僕は受け取ったクローバーの葉を一枚千切りとった。
彼女は少し驚いた表情をしている。
「これで、おそろいだね」
僕は自分のポケットから三つ葉のクローバーを取り出した。
「……思い出したの?」
彼女は泣きそうな表情で僕に尋ねた。
「大体は」
彼女が僕の幼馴染であること、この森は僕と彼女の良く遊ぶ場所だったこと。
それと、僕が持っていたクローバーは彼女との絆の証だということ。
「なんで今まで会いに来てくれなかったの?」
僕は質問した。
「だって、あなたが記憶を失ったのは私のせいだもの。
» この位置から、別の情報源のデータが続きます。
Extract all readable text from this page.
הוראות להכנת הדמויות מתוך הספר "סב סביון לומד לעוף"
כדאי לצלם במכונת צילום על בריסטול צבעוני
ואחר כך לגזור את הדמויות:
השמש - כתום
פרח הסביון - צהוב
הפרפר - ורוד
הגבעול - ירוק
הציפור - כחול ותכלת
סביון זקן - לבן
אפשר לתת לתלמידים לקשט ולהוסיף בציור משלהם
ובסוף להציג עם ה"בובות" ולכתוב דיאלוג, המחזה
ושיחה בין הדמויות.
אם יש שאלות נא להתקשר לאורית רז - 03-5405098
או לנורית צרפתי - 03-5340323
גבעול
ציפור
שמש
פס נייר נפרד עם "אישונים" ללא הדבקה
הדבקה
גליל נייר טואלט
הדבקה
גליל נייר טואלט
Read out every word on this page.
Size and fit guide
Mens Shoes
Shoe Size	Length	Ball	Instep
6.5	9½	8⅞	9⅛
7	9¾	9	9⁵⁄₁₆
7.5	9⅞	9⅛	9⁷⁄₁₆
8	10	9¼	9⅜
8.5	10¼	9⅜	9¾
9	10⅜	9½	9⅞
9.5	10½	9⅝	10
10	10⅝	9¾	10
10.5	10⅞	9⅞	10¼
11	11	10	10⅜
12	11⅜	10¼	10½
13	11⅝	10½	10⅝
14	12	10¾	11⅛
私を庇って車に轢かれたせいで記憶を失ったから」
先ほどの泣きそうな表情とは打って変わってとても嬉しそうな表情だ。
「じゃあなんで今になってここに来たの?」
再び僕は質問を投げかけた。
彼女は少し驚いた表情をした後、再び笑った。
「そっか、そこはまだ思い出せてないんだ」
彼女は僕の手を握り、顔を近づけてきた。
「言ったでしょ、約束したのよ」
「約束?」
「そう、約束」
約束、という言葉を聞いても僕はなんのことなのか一向にわからなかった。
「約束したのよ。あのクローバーを千切った後に」
彼女の顔が陽光に照らされ、笑顔の輝きが増した。
「お互い大人になったら……結婚しようって」
そう言った彼女は、顔を近づけて来た。
彼女と僕の距離が無くなった。
彼女の柔らかい唇に触れ、僕は思い出した。
――――――大人になったら、けっこんしようね!
懐かしさを感じさせる暖かい風が、僕らを包んだ。
時間があるときに修正していきたいと思います。